In questa storia di psicoterapia la musica diventa quasi un’ossessione, un momento in cui ci si richiude su se stessi e non si comunica più con il mondo esterno. In maniera piuttosto consapevole il paziente che fa questa dichiarazione avverte di stare bene con la “musica in testa”, preferendo inconsapevolmente emarginarsi in se stesso invece di affrontare il mondo esterno. Una sorta di piacevole e cosciente rinuncia a vivere appieno la propria vita, per paura delle conseguenze negative che la vita stessa ci riserva.
Un atteggiamento di chiusura favorito dall’ascolto della “musica in testa” paradossalmente sembra tutelare il soggetto, facendogli persino vivere un’esperienza positiva. Tuttavia il paziente che si è rivolto a me a lungo andare ha iniziato ad avvertire anche una sofferenza, amplificata dai risvolti della sua vita famigliare e sociale. In pratica si è allontanato dalla famiglia, vive da solo, comincia a sperimentare anche problemi sul posto di lavoro. Una sorta di isolamento “forzato”, in cui l’unica cosa che lo fa sentire sollevato è pensare proprio alla musica.

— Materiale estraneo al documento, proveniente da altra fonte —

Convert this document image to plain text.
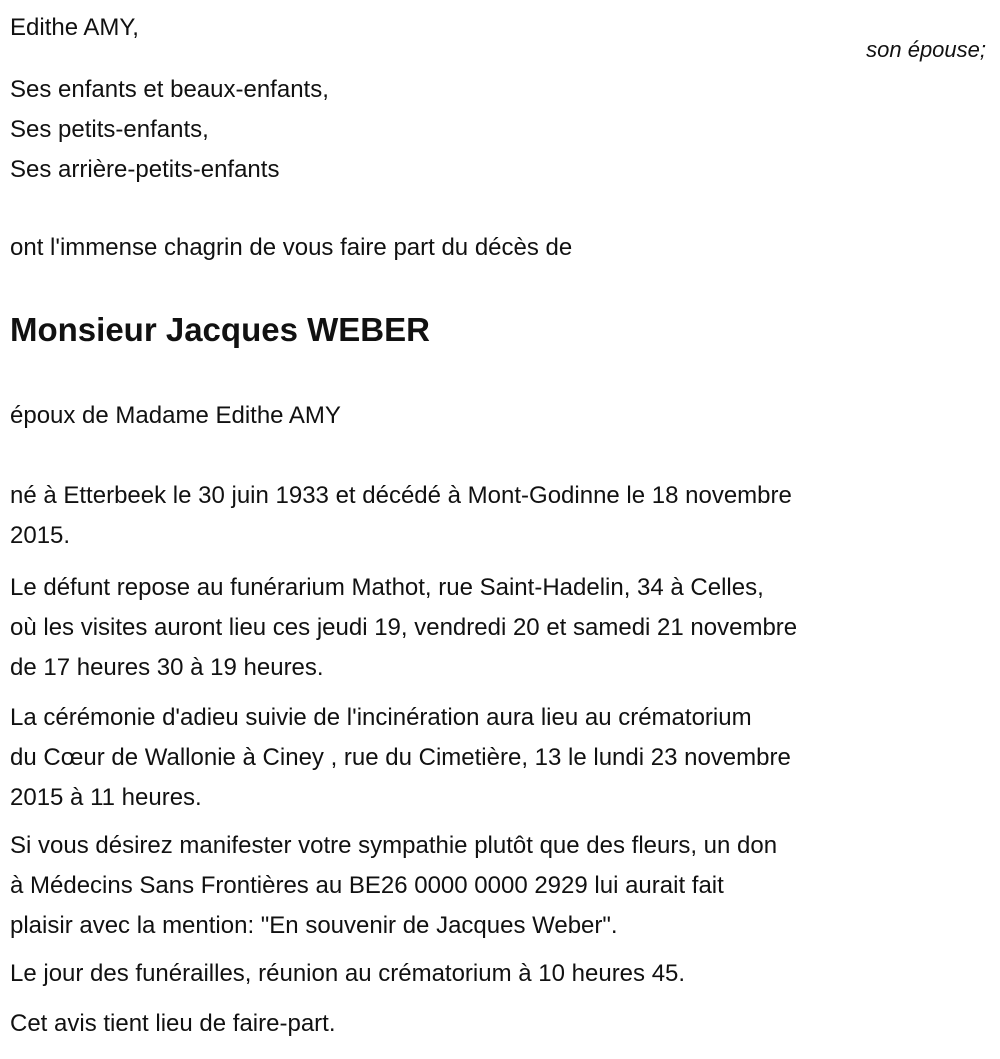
Edithe AMY,
son épouse;
Ses enfants et beaux-enfants,
Ses petits-enfants,
Ses arrière-petits-enfants
ont l'immense chagrin de vous faire part du décès de
Monsieur Jacques WEBER
époux de Madame Edithe AMY
né à Etterbeek le 30 juin 1933 et décédé à Mont-Godinne le 18 novembre
2015.
Le défunt repose au funérarium Mathot, rue Saint-Hadelin, 34 à Celles,
où les visites auront lieu ces jeudi 19, vendredi 20 et samedi 21 novembre
de 17 heures 30 à 19 heures.
La cérémonie d'adieu suivie de l'incinération aura lieu au crématorium
du Cœur de Wallonie à Ciney , rue du Cimetière, 13 le lundi 23 novembre
2015 à 11 heures.
Si vous désirez manifester votre sympathie plutôt que des fleurs, un don
à Médecins Sans Frontières au BE26 0000 0000 2929 lui aurait fait
plaisir avec la mention: "En souvenir de Jacques Weber".
Le jour des funérailles, réunion au crématorium à 10 heures 45.
Cet avis tient lieu de faire-part.
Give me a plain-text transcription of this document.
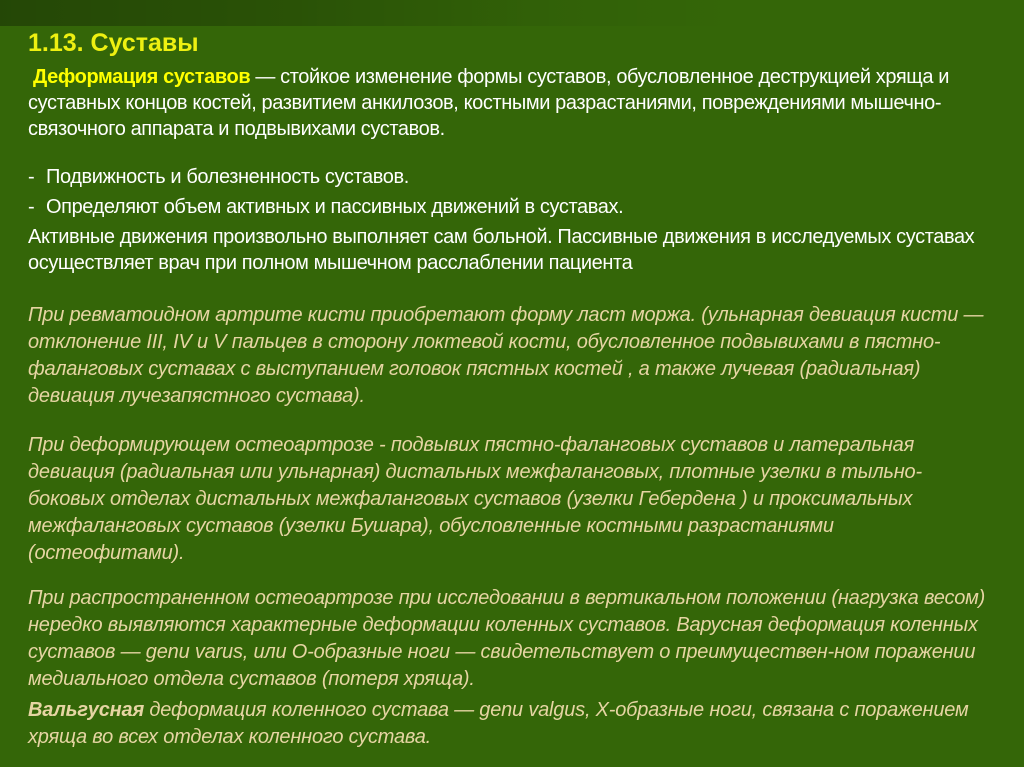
1.13. Суставы

Деформация суставов — стойкое изменение формы суставов, обусловленное деструкцией хряща и суставных концов костей, развитием анкилозов, костными разрастаниями, повреждениями мышечно-связочного аппарата и подвывихами суставов.

- Подвижность и болезненность суставов.
- Определяют объем активных и пассивных движений в суставах.

Активные движения произвольно выполняет сам больной. Пассивные движения в исследуемых суставах осуществляет врач при полном мышечном расслаблении пациента

При ревматоидном артрите кисти приобретают форму ласт моржа. (ульнарная девиация кисти — отклонение III, IV и V пальцев в сторону локтевой кости, обусловленное подвывихами в пястно-фаланговых суставах с выступанием головок пястных костей , а также лучевая (радиальная) девиация лучезапястного сустава).

При деформирующем остеоартрозе - подвывих пястно-фаланговых суставов и латеральная девиация (радиальная или ульнарная) дистальных межфаланговых, плотные узелки в тыльно-боковых отделах дистальных межфаланговых суставов (узелки Гебердена ) и проксимальных межфаланговых суставов (узелки Бушара), обусловленные костными разрастаниями (остеофитами).

При распространенном остеоартрозе при исследовании в вертикальном положении (нагрузка весом) нередко выявляются характерные деформации коленных суставов. Варусная деформация коленных суставов — genu varus, или О-образные ноги — свидетельствует о преимуществен-ном поражении медиального отдела суставов (потеря хряща).

Вальгусная деформация коленного сустава — genu valgus, Х-образные ноги, связана с поражением хряща во всех отделах коленного сустава.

Capisce però che la situazione è paradossale, incomincia ad avvertire i primi sintomi di stanchezza psicologica e vuole essere aiutato a riprendere in mano la sua vita.
Nel caso presentato, pur essendoci il desiderio di riprendersi in mano la propria vita, il paziente non riesce ad uscire da solo dal circolo vizioso. Il flusso musicale sembra essere costante, e lui non riesce a trovare una modalità per “spegnere” la musica in testa. Preso atto che a questo stadio del disturbo interrompere completamente risulta impossibile, decidiamo di aggredire strategicamente il problema per ridurre la sintomatologia, favorendo una tipologia differente di ascolto.
Ascoltare la musica in maniera funzionale può trasformarsi in un esercizio piacevole e terapeutico. Un ascolto giornaliero in momenti prefissati continua a favorire una piacevolezza dell’ascolto, riportando però allo stesso tempo l’esperienza musicale ad un esercizio più tradizionale e meno ossessivo. Contemporaneamente si è reso necessario lavorare su quelle preoccupazioni e paure che bloccavano il paziente nella sua vita sociale e famigliare.
Mediante la terapia breve strategica è possibile intervenire sulla sintomatologia di specifiche problematiche, ed anche su quelle situazioni di disagio psicologico che nella vita non riusciamo a superare e che ci bloccano.